The report also discusses the tricky task of identifying and attributing legal liability when and if a robots actions result in damage or harm, and as robots develop cognitive abilities that give them the ability to learn from experience and make independent decisions, the question of legal responsibility becomes an urgent one to address. The report asks how a robot could be held responsible for its actions, and at what point that responsibility falls on either the manufacturer, owner or user.
Interestingly, a proportionate scale of responsibility is proposed that takes into account the capacity of a robot’s self-learning abilities and the report states, “the greater a robot’s learning capability or autonomy is, the lower other parties’ responsibility should be, and the longer a robot’s ‘education’ has lasted, the greater the responsibility of its ‘teacher’ should be.”
The report also raises the suggestion of creating a compulsory insurance scheme, similar to that for car insurance, whereby producers or owners of robots are required to take out cover for potential damage caused by their robots, and it goes so far as to question whether a new legal category of “electronic persons” needs to be created in the same way the notion of corporate personhood was developed to give corporations some of the same legal rights as that of a natural person. Of course, the idea of giving robots any form of legal rights akin to that of a person has been hotly debated for years.

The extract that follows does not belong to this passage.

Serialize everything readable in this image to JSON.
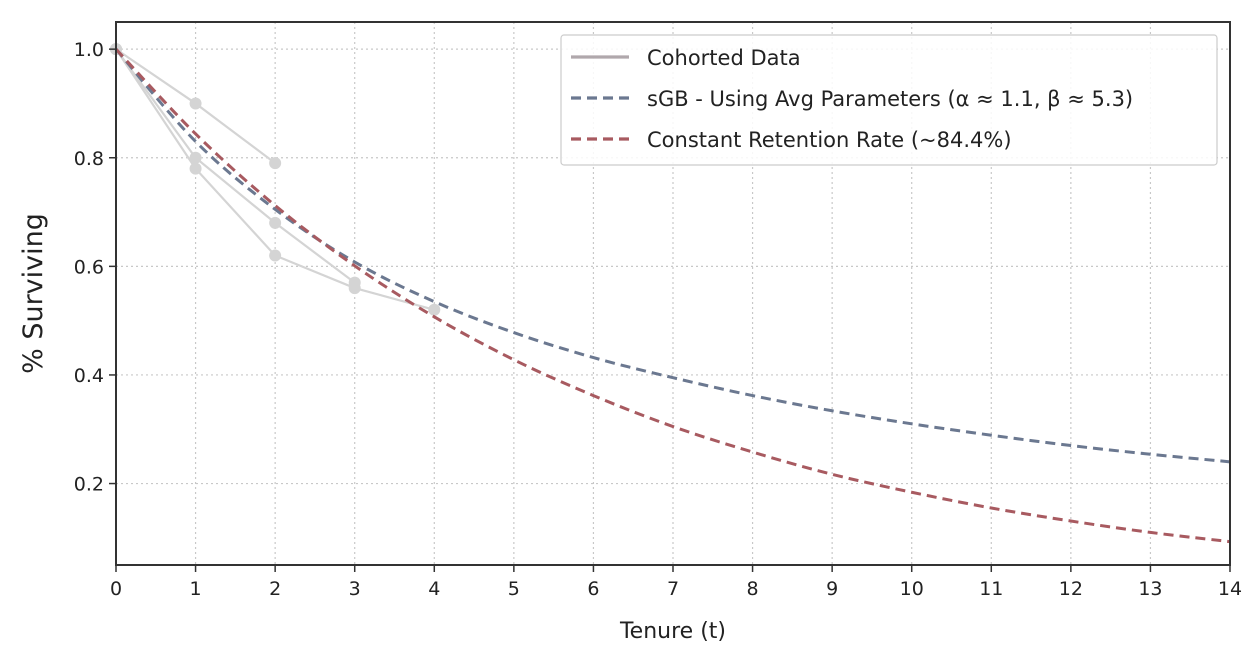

Balancing the idea of granting a robot some form of legal rights with the proposal of a “kill switch” also raises some problematic contradictions, it could be said that it’s the equivalent of giving humans rights provided they have a suicide switch first.
The idea of mandating manufacturers implement a form of “kill switch” into their designs is not new. In 2016 researchers at Google DeepMind proposed what they called a “big red button” that would prevent an AI from embarking on, or continuing, a harmful sequence of actions. The paper Google released discussed the problems with implementing such a form of kill switch into a machine with self-learning capabilities. After all, the AI may learn to recognise the actions that its human controller is trying to subvert and either avoid undertaking similar tasks causing it to become dysfunctional or, in a worst-case scenario, learn to disable its own “big red button.”
The Google DeepMind researchers suggested that any robot programmed with a kill switch would also have to be programmed with a form of selective amnesia that causes it to forget that it had ever been interrupted or usurped. This would stop the robot gaining awareness of its lack of true “autonomy”.
Ironically, the legal implications of implementing a kill switch would seem to then refocus a legal liability back onto the robot’s owner, for if a robot undertook a harmful action and the kill switch was not activated, then its foreseeable that the owner could be deemed liable for negligence.
It’s incredibly clear that the questions raised by this EU report are a nightmare of “what ifs” and grey areas, but they certainly are ones that governments and regulatory bodies will need to grapple with sooner rather than later. The full house of the European Commission will debate and vote on the proposals in this wide-ranging report in February and its decisions could ultimately set the foundation for how we legally approach AI research and regulation for many years to come.